Using GigaSpaces XAP would mean–at a minimum–creating Python bindings to their C++ API and re-writing my data model. Actually running on their EC2 value added service costs a significant premium over what Amazon EC2 costs. While they do offer XAP free to startups, in that case then you have to operate your own servers and the list of alternatives in that space is quite large. I also couldn’t find any statements by GigaSpaces that indicated that you could have no instances running and have one spun up if a web request comes in, so it looks like at least one small instance would have to be running constantly putting the minimum cost at over $200 a month to use their EC2 service.
Using 10gen would currently mean a total rewrite as it currently supports Jython rather then Python and the effort to get Pylons working on Jython is not yet complete. Once that effort is complete 10gen becomes more promising as then I should only need to rewrite my datamodel and I might not even need to do that at some point as the 10gen folks have indicated they are willing to take on the portability issue. In their alpha stage, they are providing free hosting with quotas and their FAQ states “but will be competitive with other offerings, and with a very low minimum bill size”.
For those using Django rather then Pylons 10gen is working on putting the DJango data model on top of their API.
Amazon EC2 & SimpleDB
Running Python is no problem on EC2, nor is accessing SimpleDB since it is accessed via a REST API. So after rewriting my datamodel I would get the joy of managing my own instances and a minimum bill of over $70 a month. I could add third party instance management for an increase in my monthly minimum to over $100 a month.
UPDATE 10/23/2008: Amazon has announced a private beta for their own monitoring, load balancing, and automatic scaling service offering. No mention of price and it seems likely to be simply included with EC2 service.
to see who gets there first. Will it be:
- Google by raising their mcycle soft cap, excluding the mcycle consumption of puts from the calculation, or reducing the mcycle consumption of puts?
- GigaSpaces by lowering their EC2 premium, allowing an app to go offline until a web request comes in, and providing Python bindings?
- 10gen indirectly with the help of those working on getting Pylons working on Jython (or directly by providing the DJango data model for those using Django)?
- Someone else?
If they all take too long?
Then there are numerous options and a few of them follow.
The one that might involve the least changes to my existing code could be continuing and expanding the work of this project to make the GAE SDK portable. While doing this work would also help other GAE refugees to just change providers without changing code I don’t feel a great need to tie myself to the GAE API/object model.
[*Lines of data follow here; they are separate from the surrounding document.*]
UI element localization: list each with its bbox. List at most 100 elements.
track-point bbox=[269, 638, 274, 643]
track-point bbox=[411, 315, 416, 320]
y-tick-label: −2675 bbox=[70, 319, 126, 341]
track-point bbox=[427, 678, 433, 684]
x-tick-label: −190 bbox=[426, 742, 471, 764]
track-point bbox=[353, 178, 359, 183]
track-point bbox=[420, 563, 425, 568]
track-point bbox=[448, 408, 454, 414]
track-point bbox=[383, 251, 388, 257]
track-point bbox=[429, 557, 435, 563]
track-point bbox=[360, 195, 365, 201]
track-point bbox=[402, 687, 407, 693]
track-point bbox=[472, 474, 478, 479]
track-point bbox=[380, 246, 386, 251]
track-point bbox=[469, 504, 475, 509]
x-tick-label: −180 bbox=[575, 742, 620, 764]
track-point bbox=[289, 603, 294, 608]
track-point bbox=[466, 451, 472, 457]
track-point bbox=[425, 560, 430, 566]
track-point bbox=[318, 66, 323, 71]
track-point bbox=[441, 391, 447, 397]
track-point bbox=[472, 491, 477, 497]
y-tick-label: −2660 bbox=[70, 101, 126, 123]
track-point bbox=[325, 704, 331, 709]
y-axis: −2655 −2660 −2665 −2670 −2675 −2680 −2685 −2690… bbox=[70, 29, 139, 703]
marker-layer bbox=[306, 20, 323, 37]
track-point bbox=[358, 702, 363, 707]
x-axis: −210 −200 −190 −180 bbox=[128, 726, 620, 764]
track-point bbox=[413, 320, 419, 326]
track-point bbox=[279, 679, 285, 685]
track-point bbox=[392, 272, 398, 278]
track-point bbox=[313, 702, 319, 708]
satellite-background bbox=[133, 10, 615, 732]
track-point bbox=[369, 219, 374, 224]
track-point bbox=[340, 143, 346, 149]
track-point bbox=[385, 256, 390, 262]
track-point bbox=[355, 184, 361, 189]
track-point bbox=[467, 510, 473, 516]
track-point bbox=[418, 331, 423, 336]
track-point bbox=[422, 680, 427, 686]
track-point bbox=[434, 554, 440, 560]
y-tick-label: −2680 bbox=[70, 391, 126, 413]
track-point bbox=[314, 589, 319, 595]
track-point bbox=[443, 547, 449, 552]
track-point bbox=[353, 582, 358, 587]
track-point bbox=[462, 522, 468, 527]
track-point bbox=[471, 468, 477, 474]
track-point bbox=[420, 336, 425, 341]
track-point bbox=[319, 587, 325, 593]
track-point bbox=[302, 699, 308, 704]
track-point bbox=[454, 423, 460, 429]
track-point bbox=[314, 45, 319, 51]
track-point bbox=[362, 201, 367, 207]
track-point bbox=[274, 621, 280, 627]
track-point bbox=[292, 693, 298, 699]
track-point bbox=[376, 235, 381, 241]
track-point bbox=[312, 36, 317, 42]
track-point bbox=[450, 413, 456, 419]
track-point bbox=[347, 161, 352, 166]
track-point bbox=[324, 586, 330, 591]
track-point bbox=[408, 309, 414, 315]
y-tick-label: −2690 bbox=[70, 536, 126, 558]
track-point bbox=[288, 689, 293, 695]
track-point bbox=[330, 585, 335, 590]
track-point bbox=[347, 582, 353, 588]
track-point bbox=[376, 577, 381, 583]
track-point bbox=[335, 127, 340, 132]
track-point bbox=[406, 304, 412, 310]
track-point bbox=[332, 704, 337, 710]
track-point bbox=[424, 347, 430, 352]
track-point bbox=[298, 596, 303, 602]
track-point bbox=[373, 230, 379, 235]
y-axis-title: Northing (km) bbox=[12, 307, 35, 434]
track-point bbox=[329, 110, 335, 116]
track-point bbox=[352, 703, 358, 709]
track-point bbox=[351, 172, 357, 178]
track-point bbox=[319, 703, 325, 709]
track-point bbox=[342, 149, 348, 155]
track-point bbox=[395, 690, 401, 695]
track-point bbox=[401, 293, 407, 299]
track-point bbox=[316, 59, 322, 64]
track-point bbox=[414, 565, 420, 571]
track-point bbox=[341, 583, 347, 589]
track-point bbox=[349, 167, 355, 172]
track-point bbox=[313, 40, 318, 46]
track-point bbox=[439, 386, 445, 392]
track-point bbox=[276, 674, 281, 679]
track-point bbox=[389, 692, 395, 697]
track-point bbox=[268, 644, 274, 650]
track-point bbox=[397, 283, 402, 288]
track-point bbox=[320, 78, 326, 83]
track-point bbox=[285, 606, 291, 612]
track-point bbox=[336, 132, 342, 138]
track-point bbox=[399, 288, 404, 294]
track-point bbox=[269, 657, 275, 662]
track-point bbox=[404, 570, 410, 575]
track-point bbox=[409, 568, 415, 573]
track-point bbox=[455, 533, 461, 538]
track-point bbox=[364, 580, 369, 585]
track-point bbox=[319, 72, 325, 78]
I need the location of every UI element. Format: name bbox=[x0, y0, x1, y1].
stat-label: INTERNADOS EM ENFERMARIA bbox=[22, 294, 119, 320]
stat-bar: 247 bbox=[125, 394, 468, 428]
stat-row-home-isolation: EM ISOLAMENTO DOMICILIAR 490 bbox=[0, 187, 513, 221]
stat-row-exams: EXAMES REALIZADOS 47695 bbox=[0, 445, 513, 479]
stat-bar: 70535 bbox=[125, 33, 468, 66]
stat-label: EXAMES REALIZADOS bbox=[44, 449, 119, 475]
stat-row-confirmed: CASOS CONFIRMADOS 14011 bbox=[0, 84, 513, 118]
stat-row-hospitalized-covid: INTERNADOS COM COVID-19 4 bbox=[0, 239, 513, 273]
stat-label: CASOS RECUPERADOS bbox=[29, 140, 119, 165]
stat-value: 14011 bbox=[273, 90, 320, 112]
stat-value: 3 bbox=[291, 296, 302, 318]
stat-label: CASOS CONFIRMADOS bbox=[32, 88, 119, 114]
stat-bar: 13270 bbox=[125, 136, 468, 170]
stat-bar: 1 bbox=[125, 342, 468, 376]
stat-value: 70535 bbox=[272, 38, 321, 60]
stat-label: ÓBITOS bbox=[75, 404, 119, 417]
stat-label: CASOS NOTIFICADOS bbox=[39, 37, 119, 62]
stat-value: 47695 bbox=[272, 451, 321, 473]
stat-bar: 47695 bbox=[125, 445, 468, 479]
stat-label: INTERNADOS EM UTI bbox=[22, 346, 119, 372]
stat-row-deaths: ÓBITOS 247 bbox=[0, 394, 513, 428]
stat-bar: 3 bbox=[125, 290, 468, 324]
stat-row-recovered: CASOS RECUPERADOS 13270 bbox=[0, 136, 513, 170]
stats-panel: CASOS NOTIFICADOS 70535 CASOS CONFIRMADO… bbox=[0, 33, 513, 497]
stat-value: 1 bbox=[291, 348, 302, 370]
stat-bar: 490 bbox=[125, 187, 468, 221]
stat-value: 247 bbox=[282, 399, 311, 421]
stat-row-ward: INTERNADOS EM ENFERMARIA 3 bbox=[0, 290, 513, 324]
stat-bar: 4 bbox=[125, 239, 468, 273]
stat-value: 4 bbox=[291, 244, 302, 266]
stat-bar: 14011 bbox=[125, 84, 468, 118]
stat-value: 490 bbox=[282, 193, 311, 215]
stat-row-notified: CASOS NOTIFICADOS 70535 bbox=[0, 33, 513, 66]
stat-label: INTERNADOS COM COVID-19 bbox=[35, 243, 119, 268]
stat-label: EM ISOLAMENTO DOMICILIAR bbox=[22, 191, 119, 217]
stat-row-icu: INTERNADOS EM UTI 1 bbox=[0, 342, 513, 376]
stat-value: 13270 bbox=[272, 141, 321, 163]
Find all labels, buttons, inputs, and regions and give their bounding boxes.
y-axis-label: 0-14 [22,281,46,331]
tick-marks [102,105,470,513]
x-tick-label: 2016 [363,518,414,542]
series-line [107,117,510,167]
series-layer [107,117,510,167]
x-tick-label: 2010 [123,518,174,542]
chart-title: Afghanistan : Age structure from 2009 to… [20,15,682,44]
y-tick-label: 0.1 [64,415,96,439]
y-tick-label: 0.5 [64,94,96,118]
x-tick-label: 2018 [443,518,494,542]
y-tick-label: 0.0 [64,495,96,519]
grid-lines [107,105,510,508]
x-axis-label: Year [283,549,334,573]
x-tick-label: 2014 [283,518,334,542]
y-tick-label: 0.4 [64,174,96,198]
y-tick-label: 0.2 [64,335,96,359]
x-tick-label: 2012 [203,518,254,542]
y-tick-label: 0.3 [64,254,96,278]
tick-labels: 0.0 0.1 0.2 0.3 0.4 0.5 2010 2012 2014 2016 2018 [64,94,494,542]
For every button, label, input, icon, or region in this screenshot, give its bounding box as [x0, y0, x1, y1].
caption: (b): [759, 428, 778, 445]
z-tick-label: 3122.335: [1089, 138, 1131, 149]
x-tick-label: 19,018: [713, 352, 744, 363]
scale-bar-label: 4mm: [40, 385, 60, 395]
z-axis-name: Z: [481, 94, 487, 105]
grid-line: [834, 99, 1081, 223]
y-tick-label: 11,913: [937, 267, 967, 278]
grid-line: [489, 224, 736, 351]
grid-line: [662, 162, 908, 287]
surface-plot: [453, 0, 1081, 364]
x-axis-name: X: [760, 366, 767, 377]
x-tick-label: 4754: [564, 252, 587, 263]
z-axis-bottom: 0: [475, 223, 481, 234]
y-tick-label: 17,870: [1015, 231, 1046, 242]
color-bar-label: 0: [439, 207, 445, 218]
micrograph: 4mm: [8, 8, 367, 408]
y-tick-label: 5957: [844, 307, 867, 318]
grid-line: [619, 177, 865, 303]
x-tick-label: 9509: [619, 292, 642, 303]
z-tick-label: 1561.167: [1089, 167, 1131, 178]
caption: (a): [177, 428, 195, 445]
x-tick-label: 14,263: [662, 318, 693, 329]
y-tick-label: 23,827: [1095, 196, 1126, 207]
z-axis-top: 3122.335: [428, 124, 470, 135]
An interesting project is Terracotta which uses Aspect Orient Programming to distribute existing multi-threaded Java apps. It could be possible to reuse everything in the project except for the part doing the aspecting, which would need to be rewritten to Python. Such an effort could potentially be combined with the work of continuing and expanding the work of making the GAE SDK portable.
Another interesting project is OpenSSI, which basically does the reverse of what is of virtualization. Rather then allowing multiple virtual machines to run on one physical machine, OpenSSI allows multiple physical machines (and virtual machines to I’d imagine) to be treated as one machine from the perspective of a virtual process (and thus from the developer’s perspective). You still have to deal sychronization just like writing a multi-threaded process as well as inter-process communication between different virtual processes, but you don’t have to deal with writing distribution code. This may not be a great thing to use for Python because of its global interpreter lock. When I started getting into Python a couple of years ago I made the decision to multiprocess rather then multithread because of the GIL. This has a couple of advantages anyway. One being robustness and the other being just a step away from being a networked distributed app. If something could be developed to allow the use of Terracotta with Python, then its likely the same could be done to make take advantage of OpenSSI as well.
The PyPy project could be useful in combining Terracotta or OpenSSI with Python since its goal is to let you create a custom interpretor for Python.
Another interesting project is Hadoop which is a distributed filesystem and its derivative HBase which is a distributed database.
Durus could be a starting point for distributed transactional memory in Python. I say starting point as it’s home page states “Durus is best suited to collections of less than a million instances with relatively stable state” so clearly it doesn’t scale as is.
This Wikipedia entry also lists numerous other software transactional memory implementations although most are not distributed but OpenSSI could be utilized to provide that.